15

258 11 2
                                    

Tinggal berdua dengan Marlina ternyata tidak menutup rasa kesepian Hanna. Berulang kali Hanna melihat kalender yang terpajang, menandainya, dan berharap hari berganti dengan cepat. Kehadiran Sultan selama ini mengambil tempat khusus di hati Hanna. Maka, ketika suaminya itu pergi Hanna begitu merindukan sosoknya. Tiga bulan bukan waktu yang sebentar, dan menunggunya membuat Hanna resah sepanjang waktu.

"Nona, makanlah sedikit. Hampir seharian ini kamu tidak makan." Tidak menyerah Marlina terus membujuk Hanna. Menyuruhnya makan walau sesendok.

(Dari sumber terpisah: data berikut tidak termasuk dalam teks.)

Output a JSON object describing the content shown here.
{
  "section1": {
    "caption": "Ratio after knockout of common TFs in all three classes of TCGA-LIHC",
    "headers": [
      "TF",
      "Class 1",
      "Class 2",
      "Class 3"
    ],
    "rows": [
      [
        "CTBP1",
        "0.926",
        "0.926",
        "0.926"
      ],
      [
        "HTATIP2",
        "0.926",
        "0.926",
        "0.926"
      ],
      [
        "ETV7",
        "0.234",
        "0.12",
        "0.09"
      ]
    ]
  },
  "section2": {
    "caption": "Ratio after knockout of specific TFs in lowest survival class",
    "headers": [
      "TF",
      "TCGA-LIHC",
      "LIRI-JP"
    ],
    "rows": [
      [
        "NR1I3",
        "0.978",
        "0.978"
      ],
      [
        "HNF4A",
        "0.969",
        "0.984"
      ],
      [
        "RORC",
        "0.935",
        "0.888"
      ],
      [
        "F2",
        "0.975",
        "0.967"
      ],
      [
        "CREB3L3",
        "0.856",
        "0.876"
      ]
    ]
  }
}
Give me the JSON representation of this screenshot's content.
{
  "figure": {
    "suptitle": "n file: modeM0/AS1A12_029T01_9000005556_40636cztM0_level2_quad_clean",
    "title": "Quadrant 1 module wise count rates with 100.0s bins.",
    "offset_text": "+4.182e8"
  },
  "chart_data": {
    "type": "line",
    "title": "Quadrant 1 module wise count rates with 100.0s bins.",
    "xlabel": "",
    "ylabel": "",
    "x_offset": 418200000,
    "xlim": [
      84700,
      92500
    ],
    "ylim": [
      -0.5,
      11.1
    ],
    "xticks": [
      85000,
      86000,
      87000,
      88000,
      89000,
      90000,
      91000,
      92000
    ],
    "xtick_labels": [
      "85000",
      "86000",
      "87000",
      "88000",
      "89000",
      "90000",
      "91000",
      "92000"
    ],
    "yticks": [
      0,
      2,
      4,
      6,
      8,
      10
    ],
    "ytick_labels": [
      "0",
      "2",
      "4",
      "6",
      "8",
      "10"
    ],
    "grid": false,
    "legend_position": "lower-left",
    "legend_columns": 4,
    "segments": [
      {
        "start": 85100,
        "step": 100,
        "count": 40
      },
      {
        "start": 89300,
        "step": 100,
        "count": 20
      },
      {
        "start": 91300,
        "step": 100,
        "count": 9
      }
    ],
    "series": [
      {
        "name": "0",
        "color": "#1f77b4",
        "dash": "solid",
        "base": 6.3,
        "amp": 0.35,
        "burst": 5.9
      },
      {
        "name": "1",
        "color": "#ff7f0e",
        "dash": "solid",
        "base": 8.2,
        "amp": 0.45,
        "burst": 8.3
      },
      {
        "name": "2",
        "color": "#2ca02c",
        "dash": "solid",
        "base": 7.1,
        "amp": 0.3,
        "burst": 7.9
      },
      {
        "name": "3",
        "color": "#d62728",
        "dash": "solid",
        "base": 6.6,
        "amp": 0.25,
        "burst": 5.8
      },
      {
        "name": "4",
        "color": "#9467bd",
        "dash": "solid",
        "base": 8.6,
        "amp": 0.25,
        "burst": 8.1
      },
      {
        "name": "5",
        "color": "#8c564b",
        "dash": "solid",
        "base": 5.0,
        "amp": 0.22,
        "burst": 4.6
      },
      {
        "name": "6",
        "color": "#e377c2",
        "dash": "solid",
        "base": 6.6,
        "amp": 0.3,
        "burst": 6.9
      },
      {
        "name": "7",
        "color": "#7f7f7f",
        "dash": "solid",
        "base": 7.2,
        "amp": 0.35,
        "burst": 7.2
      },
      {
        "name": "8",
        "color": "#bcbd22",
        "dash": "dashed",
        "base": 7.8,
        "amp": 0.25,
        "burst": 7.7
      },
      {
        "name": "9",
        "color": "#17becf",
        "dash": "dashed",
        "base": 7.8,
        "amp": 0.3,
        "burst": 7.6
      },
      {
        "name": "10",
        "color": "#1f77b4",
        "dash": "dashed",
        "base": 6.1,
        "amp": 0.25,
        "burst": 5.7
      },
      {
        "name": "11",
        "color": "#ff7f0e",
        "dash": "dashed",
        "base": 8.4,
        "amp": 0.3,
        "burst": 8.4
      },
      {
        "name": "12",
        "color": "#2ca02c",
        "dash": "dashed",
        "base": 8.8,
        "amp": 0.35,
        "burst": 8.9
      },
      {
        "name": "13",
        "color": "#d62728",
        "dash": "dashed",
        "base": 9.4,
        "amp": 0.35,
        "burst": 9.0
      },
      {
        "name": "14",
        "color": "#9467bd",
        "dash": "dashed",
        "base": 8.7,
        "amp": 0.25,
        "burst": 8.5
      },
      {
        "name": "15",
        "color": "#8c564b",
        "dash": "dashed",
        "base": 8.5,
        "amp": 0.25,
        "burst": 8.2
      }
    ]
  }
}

Sesungguhnya, Marlina kasihan pada Hanna. Sultan selalu menyakitinya berulang kali, bahkan mengklaim jika dirinya tidak akan pernah mencintai wanita lain. Akan tetapi Hanna begitu kekeuh dengan perasaannya, sehingga menggantung harapan setinggi langit.

"Bu, apa Mas Sultan belum memberi kabar? Sudah seminggu dia pergi." Tatapan Hanna begitu sendu, terlalu lama memendam rasa rindu.

"Belum Non, mungkin beliau sibuk."

"Ya Allah! Aku takut terjadi apa-apa dengan Mas Sultan dan Mba Arimbi." Air mata Hanna jatuh tak terbendung.

Dengan begitu Marlina mendekap tubuh kecil Hanna, memberi kekuatan padanya agar tetap tenang. Entah terbuat dari apa hati wanita ini? Yang jelas Marlina sangat mengagumi ketulusan Hanna. Tidak sekalipun Hanna mengeluh atau mengadukan kekejian Sultan. Dia seolah menutup rapat perbuatan suaminya itu dengan senyuman.

"Tuan akan baik-baik saja, Non." Ungkap Marlina, mencoba berpikir positif.

"Iya, Bu, pasti. Doaku selalu menyertai Mas Sultan dan Mba Arimbi," ujarnya.

Marlina tersenyum hangat. Rasanya dia sangat menyesal sempat membenci wanita sebaik Hanna. Mungkin, kalau bukan Hanna yang menjadi istri kedua Sultan, Marlina bisa pastikan hidup nyonya Arimbi tidak bertahan lama. Ketika dulu Marlina berpihak pada Arimbi, sekarang perasaannya malah lebih condong kepada Hanna.

"Ada yang ingin Nona tanyakan?" Pertanyaan Marlina membuat Hanna bingung.

"Soal apa, Bu?"

"Apa saja, Non. Saya akan menjawab."

Hanna terdiam, ditatapnya wanita itu dengan keraguan. Sejauh ini Hanna memang berusaha untuk tidak melibatkan perasaannya dengan orang lain. Orang lain melihat jika Hanna wanita yang menutup diri, padahal sebenarnya dia selalu curhat pada sang pencipta. Mengadukan segalanya kepada Allah, tanpa membuat orang lain khawatir. Termasuk pamannya.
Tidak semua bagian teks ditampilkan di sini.